O fato é o seguinte. A operação não mudou nada no Alemão, na Penha e em outras regiões que vivem sob o domínio do CV. São áreas protegidas por construções que impedem o trânsito e dificultam o acesso da polícia. A população paga taxas para os bandidos sobre tudo o que consome. Os pistoleiros mortos serão substituídos pelo comando da organização criminosa. E segue o baile, como diz a gíria. Hoje, as áreas ocupadas pelo CV se tornaram esconderijos para criminosos de todo o território nacional.

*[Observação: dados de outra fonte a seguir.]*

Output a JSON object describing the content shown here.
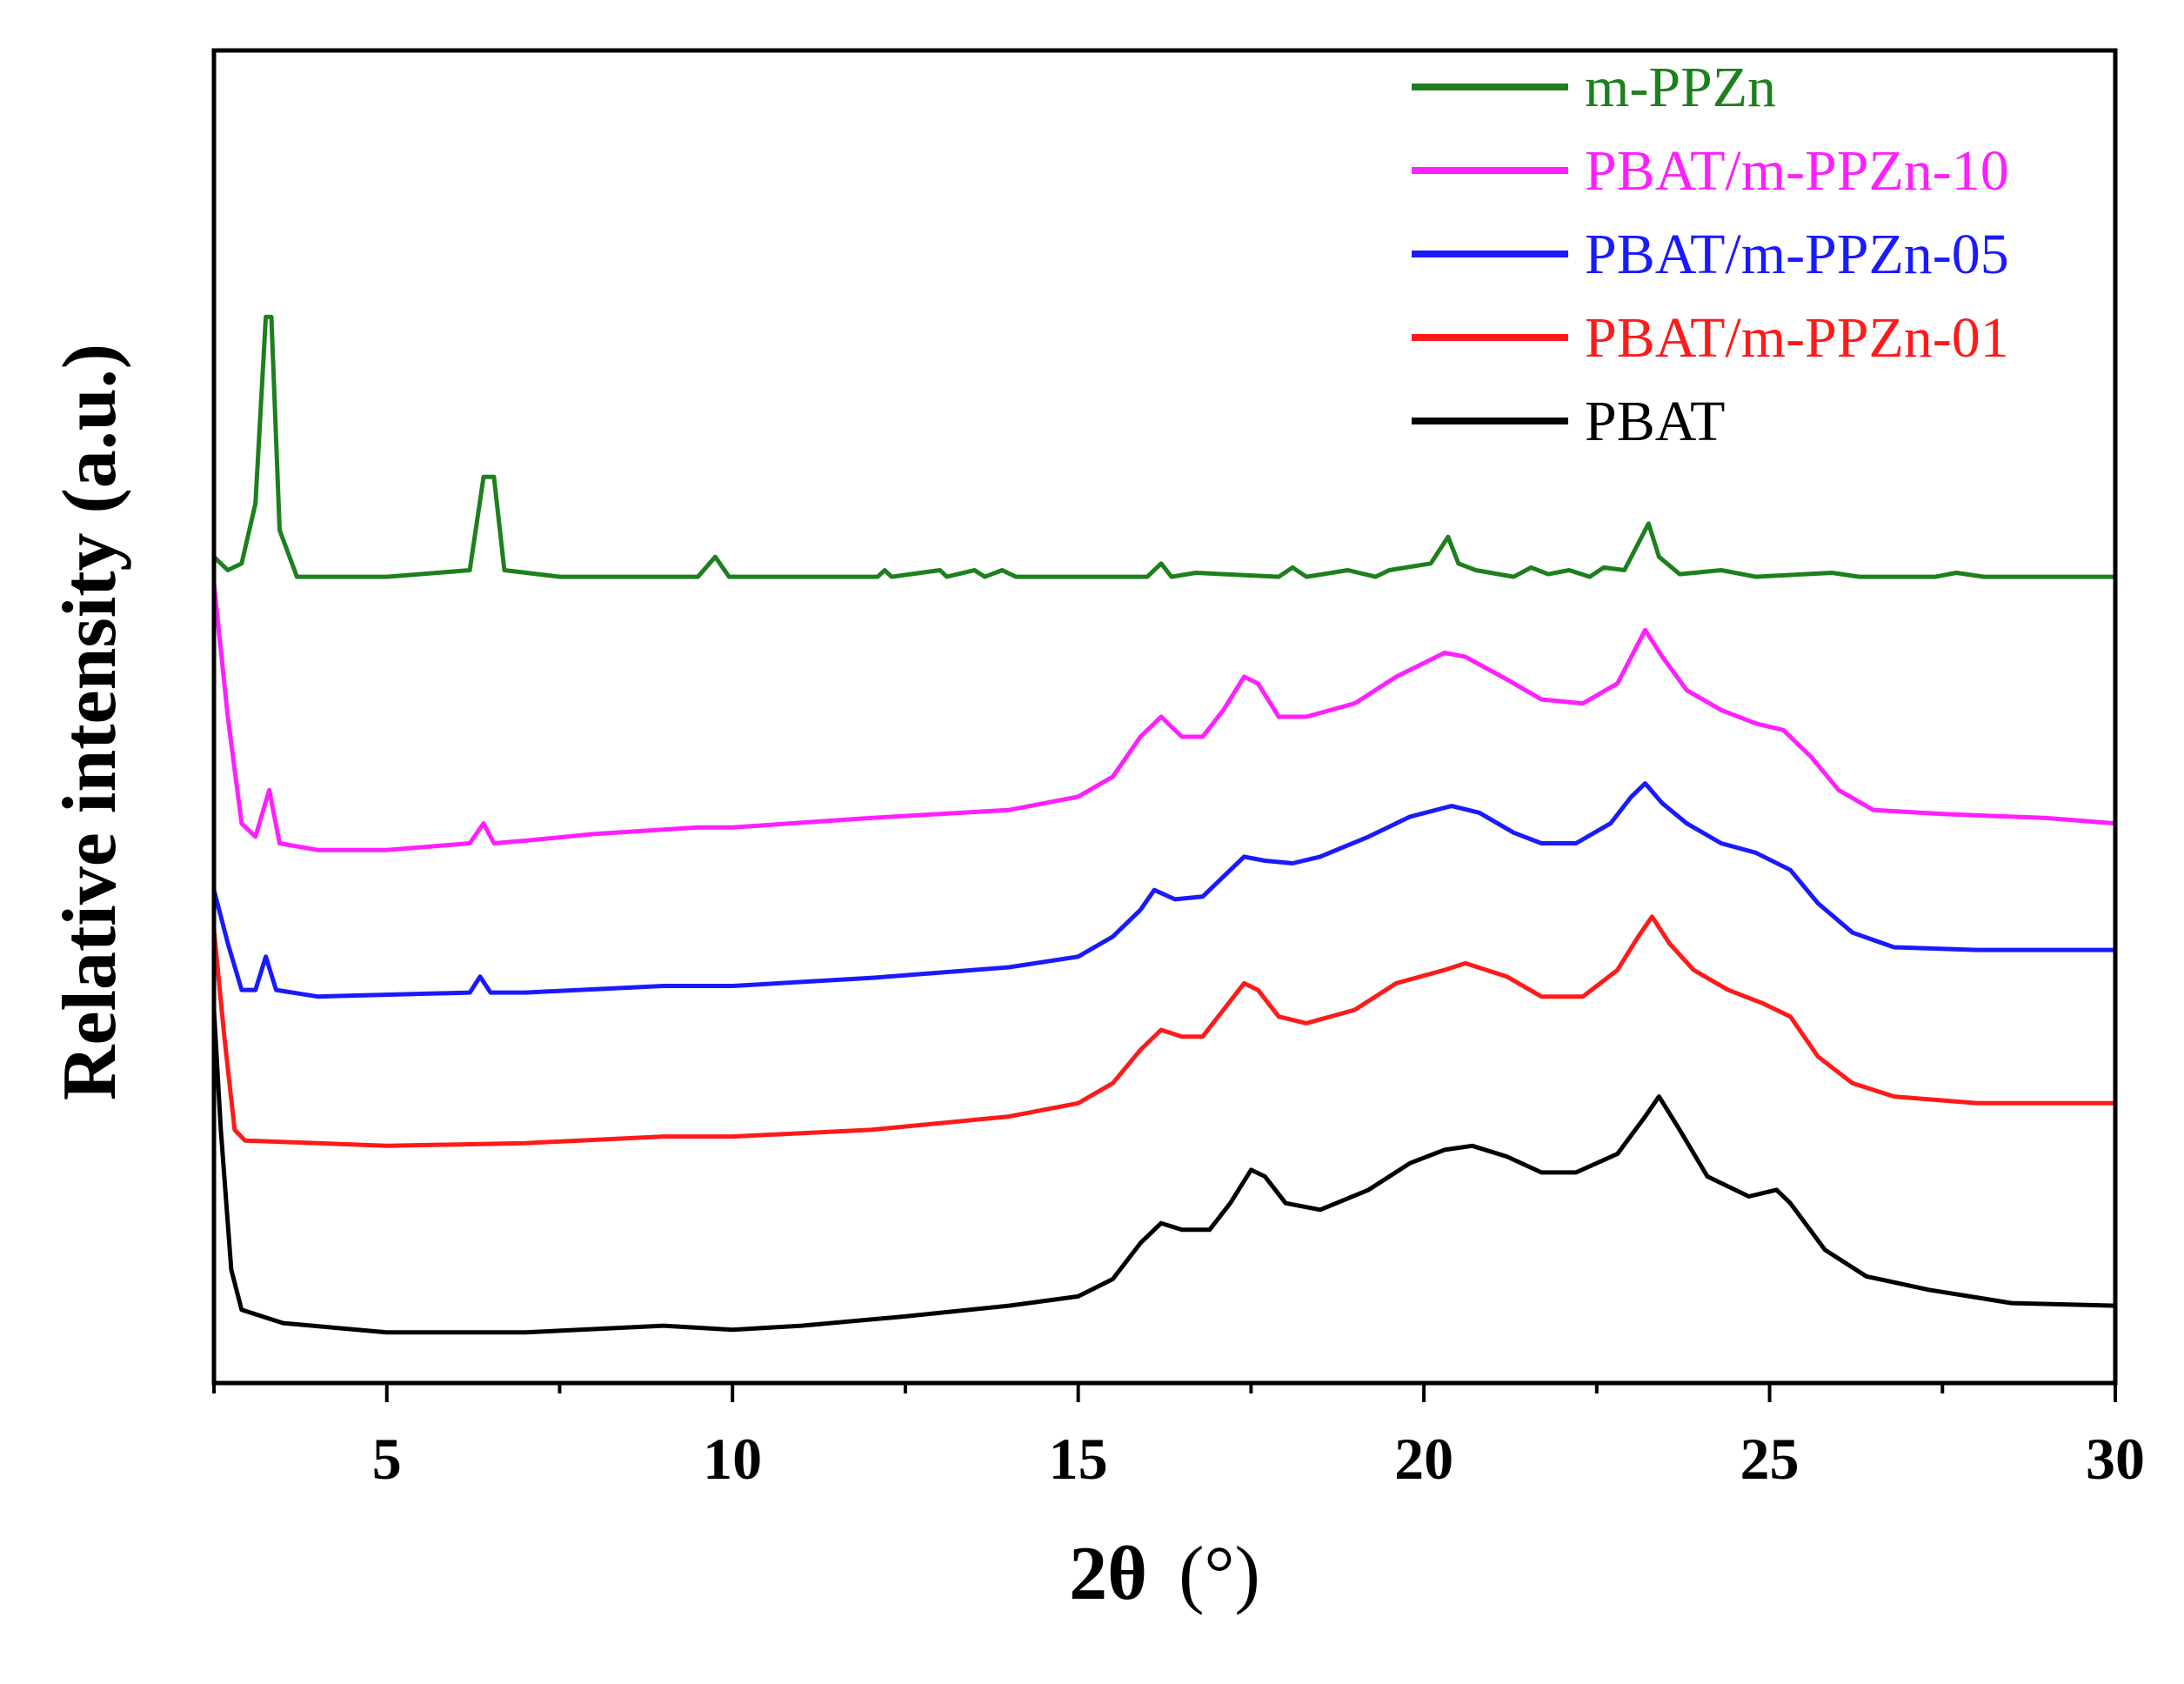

Nesta última operação, por exemplo, foram presos 33 bandidos do Pará. Lembro o seguinte. No final da década de 90, um dos líderes do CV, Luiz Fernando da Costa, 58 anos, o Fernandinho Beira-Mar, fugiu para o Paraguai e se instalou na cidade de Capitán Bado, que é separada por uma avenida de Coronel Sapucaia, no oeste do Mato Grosso do Sul. Instalou-se na fazenda do seu fornecedor de maconha, João Morel. Com apenas um celular conseguiu entrar em contato com os cartéis de produtores de cocaína da Colômbia e virou o jogo no tráfico de drogas. Até então, os traficantes brasileiros se abasteciam com atravessadores da droga. Beira-Mar conseguiu chegar aos produtores. Estive em Bado durante duas ou três semanas tentando falar com Beira-Mar. Estive perto de conseguir uma entrevista. Fiz contatos com um pastor que o acompanhava. Não consegui a entrevista. Beira-Mar atualmente está preso, cumprindo uma pena de 120 anos. Hoje, a principal renda do CV não é a droga. Mas as taxas que cobra da população que vive nas áreas dominadas pela organização.